This puts Netflix on par to compete with other pay cable channels. I will be shocked if Spacey doesn't get at least an Emmy nomination, if not a win. It's premium-quality entertainment, and the series has single-handedly made Netflix a formidable player in the television landscape.
Rather than rest on its laurels, though, or continue a slow dip into this side of the industry, Netflix has a slate of more programming coming soon. Second seasons have been ordered for both Lilyhammer and House of Cards. The cult favorite Arrested Development, canceled years ago by FOX, will find a new home on Netflix with a brand new fourth season, before moving to the big screen. Ricky Gervais's British hit Derek is coming, as are two more original series, Hemlock Grove and Orange is the New Black, which star the likes of Jason Biggs, Laura Prepon, Kate Mulgrew, Taylor Schilling, Bill Skarsgard, and Famke Janssen. And this is just their 2013 lineup.
It's a slate of comedy and drama, new stuff and revered favorites. It's an impressive batch for a first year, and it means that Netflix is willing to put forward the capital to make a name for itself.
If Netflix begins serving up more new shows, maybe more of their subscribers will flee cable and broadcast. After all, it's cheap, and the quality is high. It will satisfy their urge to watch shows before they age, and it makes more competition for already established networks. If Netflix were to add in-season episodes of other channels' lineups, it would quickly dominate.
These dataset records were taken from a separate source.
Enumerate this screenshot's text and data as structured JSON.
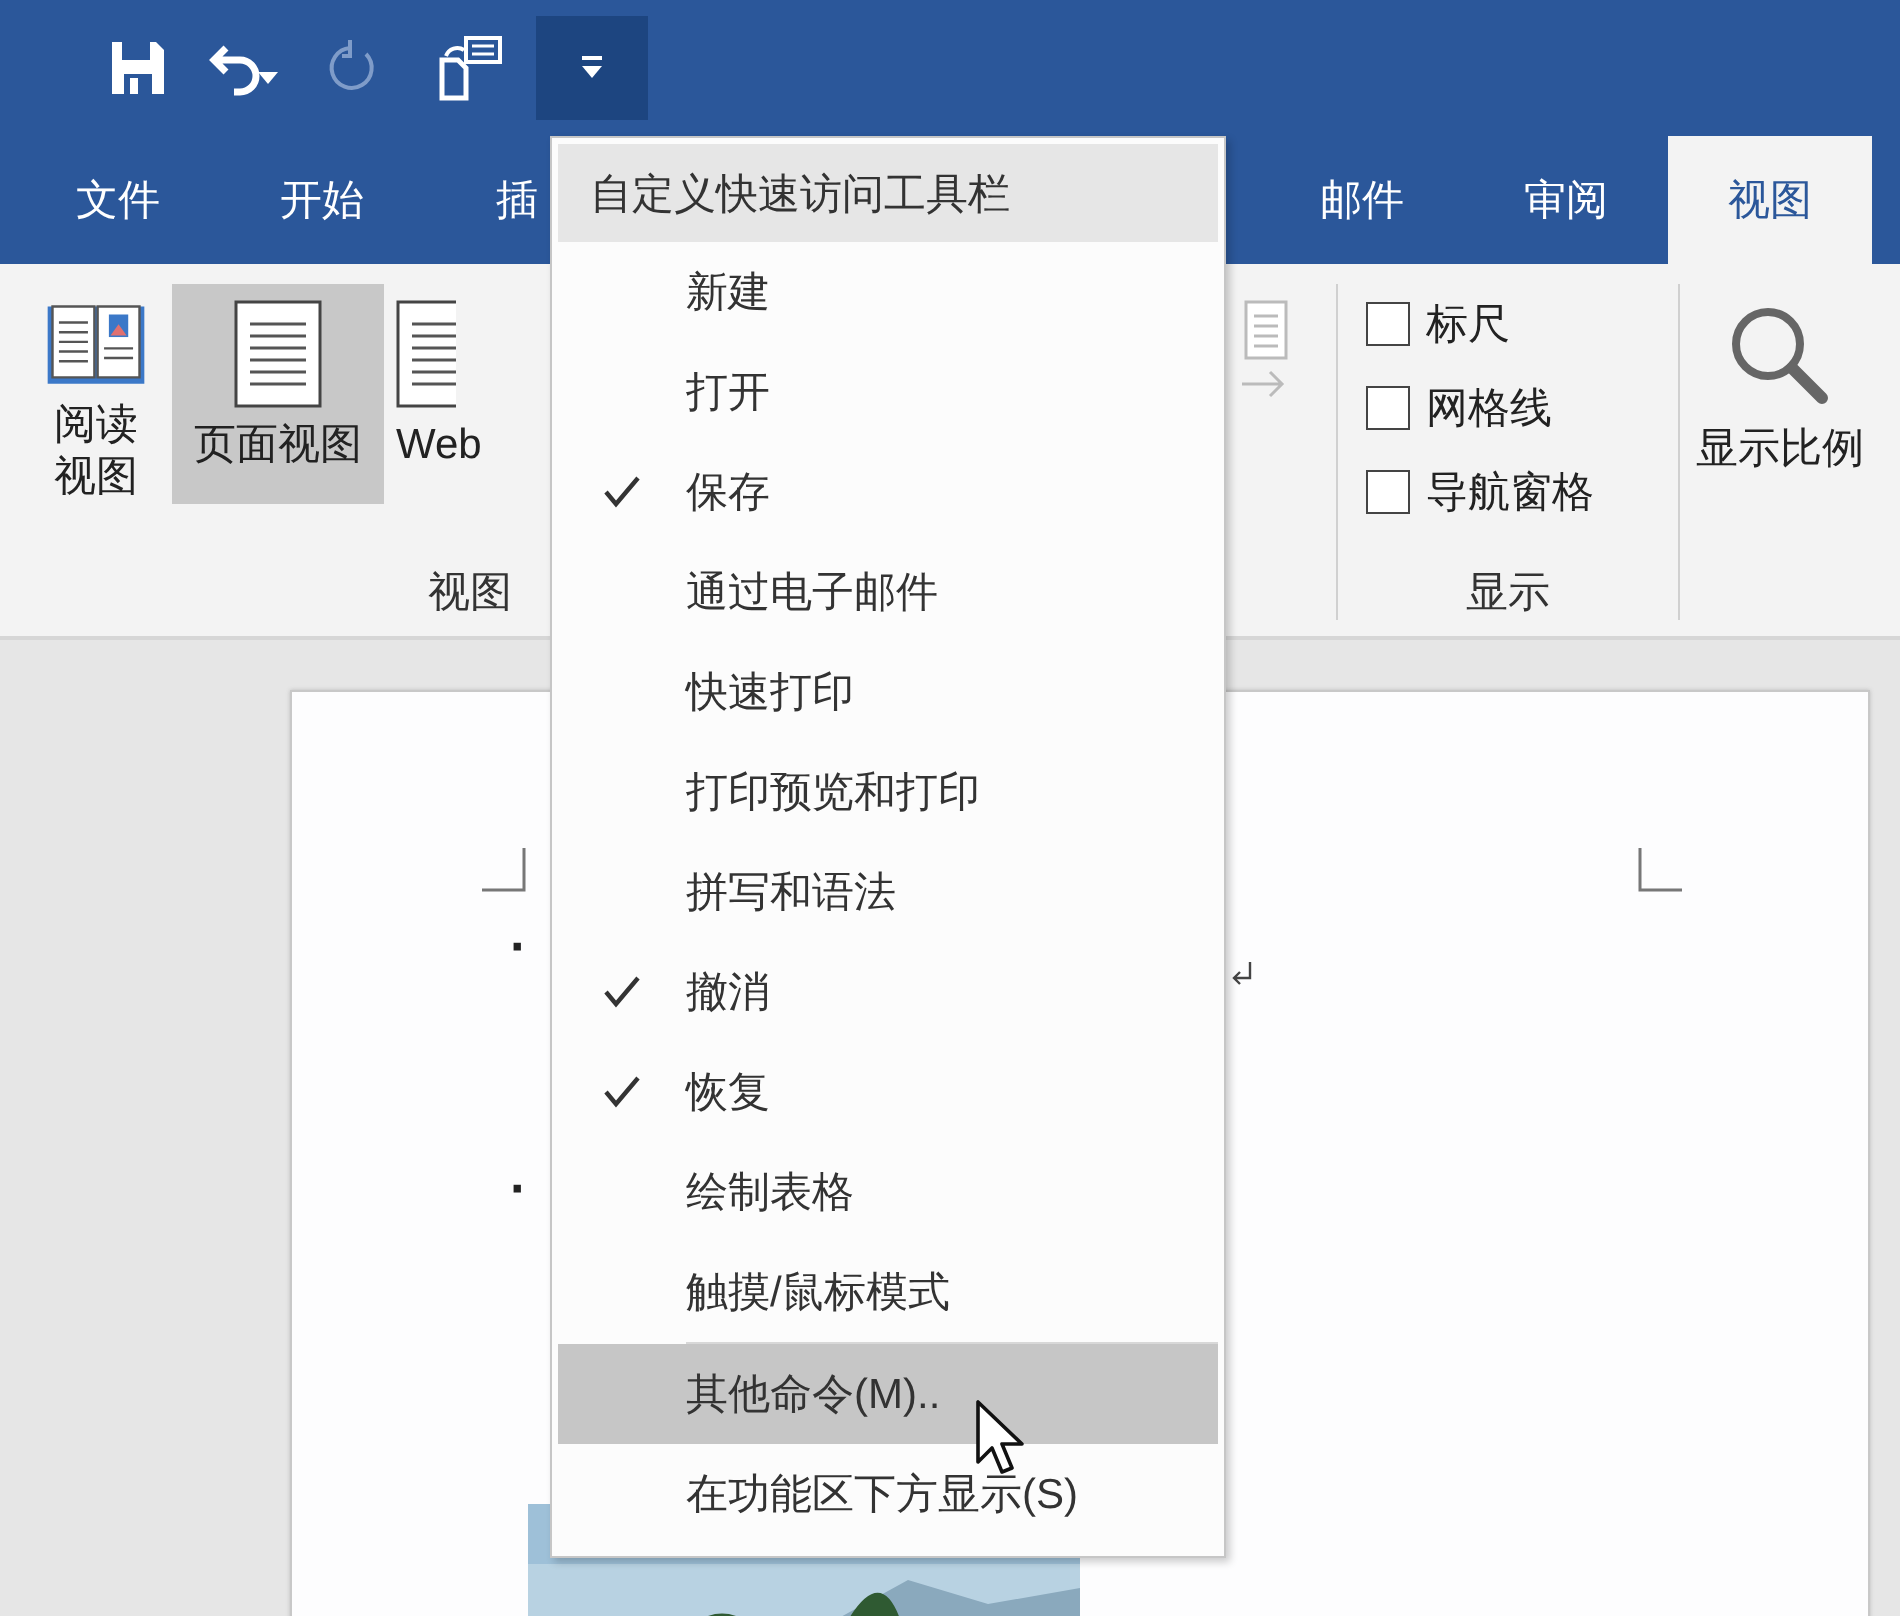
{
  "quick_access": [
    {
      "kind": "save",
      "disabled": false
    },
    {
      "kind": "undo",
      "disabled": false
    },
    {
      "kind": "redo",
      "disabled": true
    },
    {
      "kind": "touch",
      "disabled": false
    }
  ],
  "customize_button": {
    "expanded": true
  },
  "tabs": [
    {
      "label": "文件",
      "selected": false
    },
    {
      "label": "开始",
      "selected": false
    },
    {
      "label": "插",
      "selected": false
    },
    {
      "label": "邮件",
      "selected": false
    },
    {
      "label": "审阅",
      "selected": false
    },
    {
      "label": "视图",
      "selected": true
    }
  ],
  "ribbon": {
    "groups": [
      {
        "label": "视图",
        "controls": [
          {
            "kind": "read",
            "label": "阅读视图",
            "selected": false
          },
          {
            "kind": "page",
            "label": "页面视图",
            "selected": true
          },
          {
            "kind": "web",
            "label": "Web",
            "selected": false
          }
        ]
      },
      {
        "controls": [
          {
            "kind": "flip",
            "disabled": true
          }
        ]
      },
      {
        "label": "显示",
        "controls": [
          {
            "kind": "checkbox",
            "label": "标尺",
            "checked": false
          },
          {
            "kind": "checkbox",
            "label": "网格线",
            "checked": false
          },
          {
            "kind": "checkbox",
            "label": "导航窗格",
            "checked": false
          }
        ]
      },
      {
        "controls": [
          {
            "kind": "zoom",
            "label": "显示比例",
            "selected": false
          }
        ]
      }
    ]
  },
  "document": {
    "bullets": [
      "·",
      "·"
    ],
    "picture": {
      "kind": "picture"
    }
  },
  "menu": {
    "title": "自定义快速访问工具栏",
    "items": [
      {
        "label": "新建",
        "checked": false,
        "selected": false
      },
      {
        "label": "打开",
        "checked": false,
        "selected": false
      },
      {
        "label": "保存",
        "checked": true,
        "selected": false
      },
      {
        "label": "通过电子邮件",
        "checked": false,
        "selected": false
      },
      {
        "label": "快速打印",
        "checked": false,
        "selected": false
      },
      {
        "label": "打印预览和打印",
        "checked": false,
        "selected": false
      },
      {
        "label": "拼写和语法",
        "checked": false,
        "selected": false
      },
      {
        "label": "撤消",
        "checked": true,
        "selected": false
      },
      {
        "label": "恢复",
        "checked": true,
        "selected": false
      },
      {
        "label": "绘制表格",
        "checked": false,
        "selected": false
      },
      {
        "label": "触摸/鼠标模式",
        "checked": false,
        "selected": false
      },
      {
        "label": "其他命令(M)..",
        "checked": false,
        "selected": true,
        "separator_before": true
      },
      {
        "label": "在功能区下方显示(S)",
        "checked": false,
        "selected": false
      }
    ]
  }
}
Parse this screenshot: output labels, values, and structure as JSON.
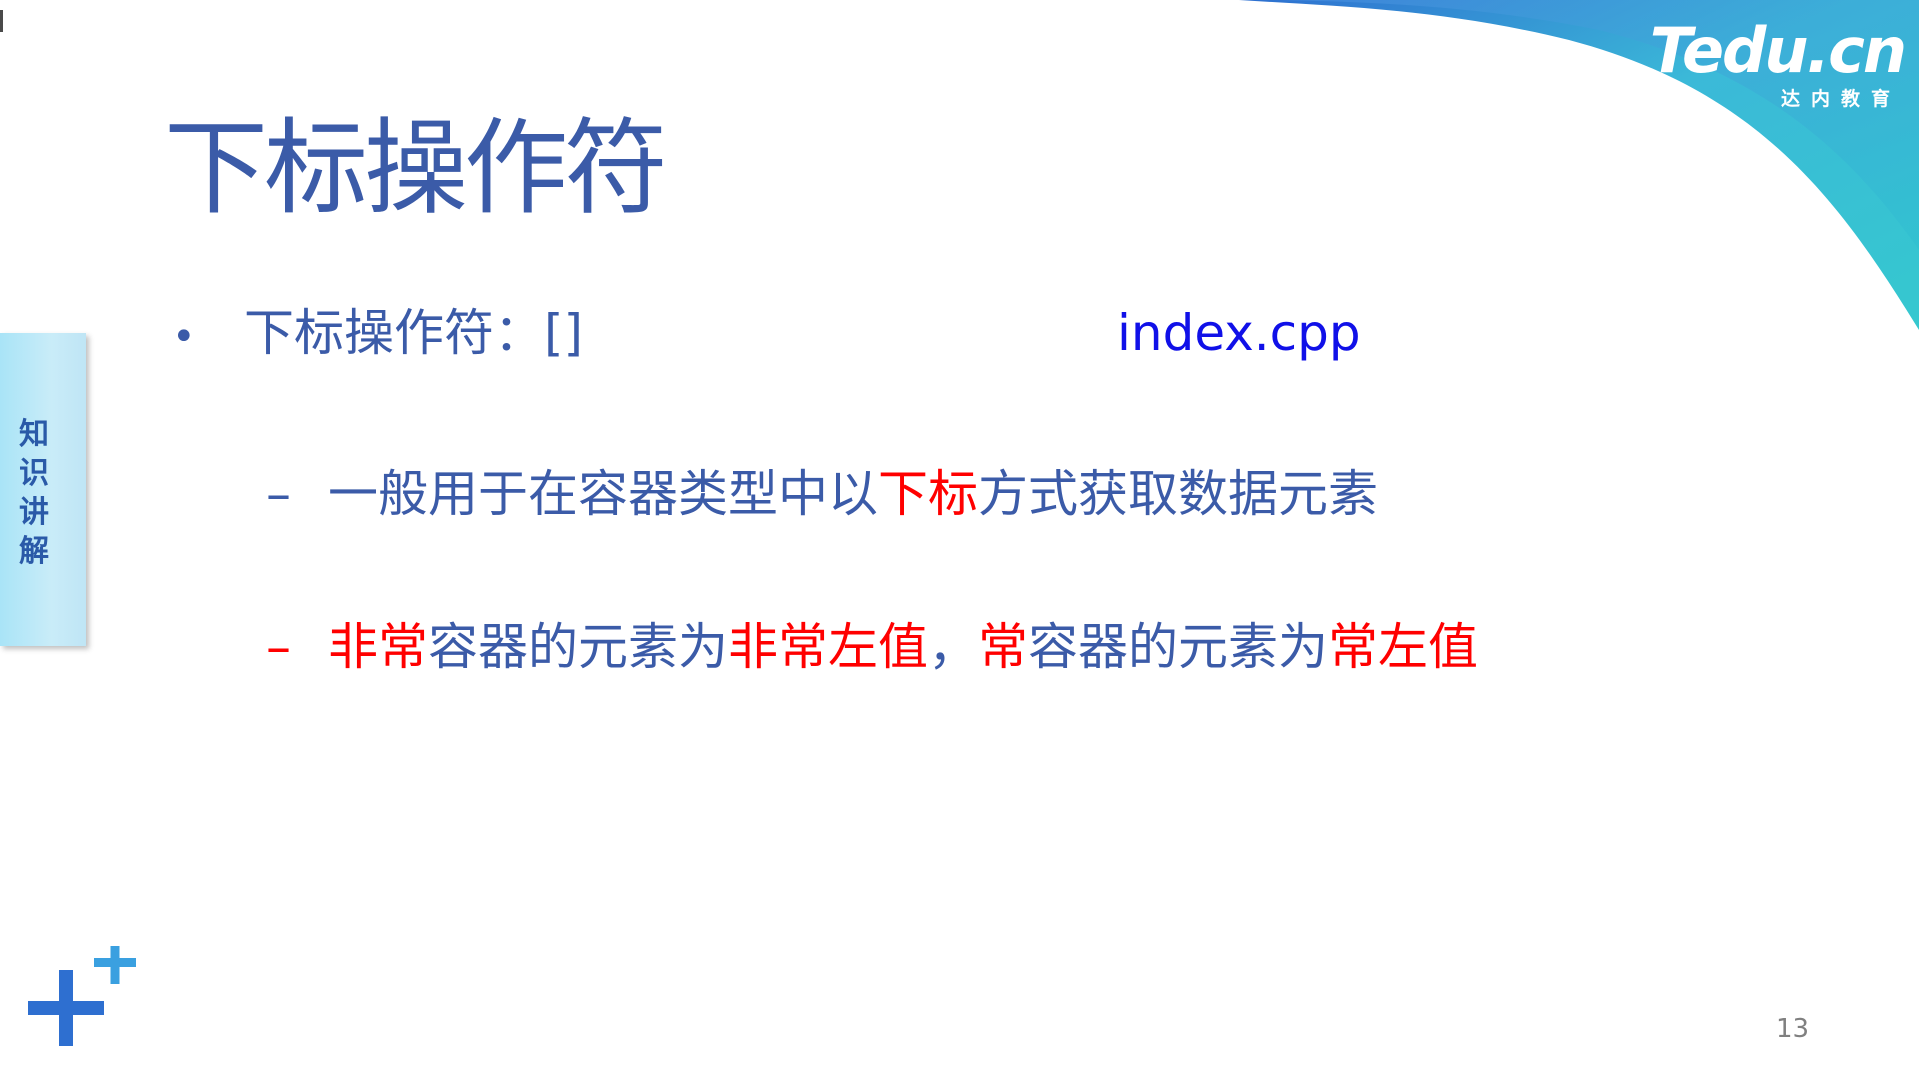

One advantage Netflix series have over their peers is that Netflix has decided to drop the entire season's worth of episodes at once. I've only made it halfway through House of Cards in the past week, but for many who use Netflix to consume marathons of episodes, watching them back-to-back, they don't expect to have to wait a week for the next installment, and Netflix doesn't make them do so.